Amateur cultural theorist Stephen Armica asked to publish his findings on the phenomena of cultural appropriation during Halloween in The Oakland Post. We didn’t read it before we agreed to do it, so we would like to present to you our blatant mistake of an article.  

Cultural appropriation is a big deal. It’s stealing from a rich and beautiful culture and reducing it to its most basic stereotypes in either a negative or an overly sexualized manner. This line of reasoning, which reduces complex ways of life to the most basic and trivial, needs to be recognized as harmful.

What is cultural appropriation? Well let’s take, for example, the really hot blonde girl with the Pocahontas outfit and the average-looking Native American girl who’s dressed in an elaborate customary Native American tunic made out of cow hide and decorated with paint made from inkberries.

Who do you think is gonna get hit on more? The one who knows that Thanksgiving is actually about killing Native Americans? No. It’s the one with blonde hair and less imagination.

So I decided to go about this logic on the back end to help solve the problem. To combat debasement and trivialization, I had to figure out what was actually basic and trivial. Is it Starbucks in the left hand and iPhone in the right? Is it blonde hair, leather boots, leggings and a black vest? The answer to both of those questions is yes.

In the hopes of starting a movement, a la Arlo Guthrie, I went to a Halloween party wearing exactly that plus a self-grown mustache. And it was awkward.

At first, people didn’t understand.
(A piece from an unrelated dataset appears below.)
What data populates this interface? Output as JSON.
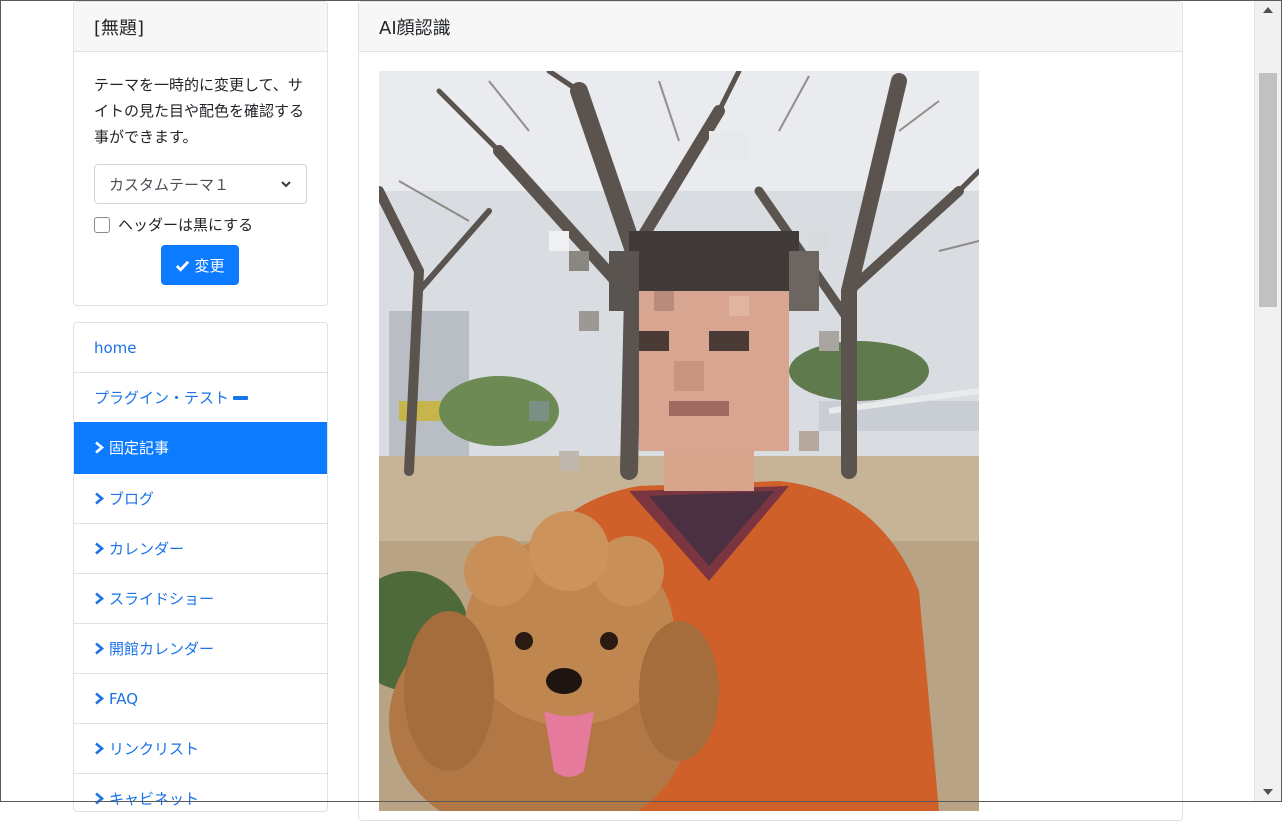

Guys walked over trying to figure out, in their drunken stupor, whether they should hit on me or call me some derogatory term. And they didn’t stop there.
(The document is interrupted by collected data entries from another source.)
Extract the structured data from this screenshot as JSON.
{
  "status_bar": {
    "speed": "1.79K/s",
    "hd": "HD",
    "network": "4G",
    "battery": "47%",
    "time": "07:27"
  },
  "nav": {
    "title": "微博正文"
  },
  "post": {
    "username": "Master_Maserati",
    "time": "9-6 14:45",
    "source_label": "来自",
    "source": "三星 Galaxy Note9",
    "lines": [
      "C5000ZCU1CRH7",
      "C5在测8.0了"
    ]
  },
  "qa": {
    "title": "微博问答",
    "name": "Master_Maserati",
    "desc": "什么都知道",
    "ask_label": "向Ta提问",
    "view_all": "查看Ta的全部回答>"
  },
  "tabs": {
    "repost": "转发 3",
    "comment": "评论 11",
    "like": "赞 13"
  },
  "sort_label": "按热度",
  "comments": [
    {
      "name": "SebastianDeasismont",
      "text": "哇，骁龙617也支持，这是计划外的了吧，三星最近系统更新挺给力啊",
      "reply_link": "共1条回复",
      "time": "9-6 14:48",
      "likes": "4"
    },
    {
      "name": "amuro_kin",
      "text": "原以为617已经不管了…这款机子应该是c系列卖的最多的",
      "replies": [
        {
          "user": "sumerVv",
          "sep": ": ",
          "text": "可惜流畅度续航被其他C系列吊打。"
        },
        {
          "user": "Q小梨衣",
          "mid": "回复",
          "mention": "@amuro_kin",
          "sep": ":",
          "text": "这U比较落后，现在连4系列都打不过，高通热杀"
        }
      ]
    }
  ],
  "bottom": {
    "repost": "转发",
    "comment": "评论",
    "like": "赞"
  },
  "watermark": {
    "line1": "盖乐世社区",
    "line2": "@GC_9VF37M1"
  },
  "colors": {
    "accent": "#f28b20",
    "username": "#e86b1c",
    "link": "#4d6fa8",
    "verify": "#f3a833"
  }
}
People very much took offense to this. “I’m showing respect to this culture by showing my support,” one person said in a Pocahontas costume and a push-up bra.

“What are you trying to say if you’re just culturally appropriating regardless,” said the blonde girl in a Pocahontas costume. “Aren’t you just part of the problem then?”

And the answer to that, which I wish I could’ve thought of during that conversation but didn’t, is that’s the point. I’m trying to be part of the problem. I’m trying to oversexualize and debase the complexity of Facebook-induced catatonia, a developing addiction to caffeine and furry boots that are actually a lot more comfortable than you’d think.

I’m trying to take this complex system of coping with existence and satirize it so that it could be made into something that becomes almost meaningless to the people that actually live it. I’m trying to oversimplify the problems, the challenges, and the intellectual contributions that mark that group’s position in the international community.

Mostly because they’re just a bunch of basic white girls.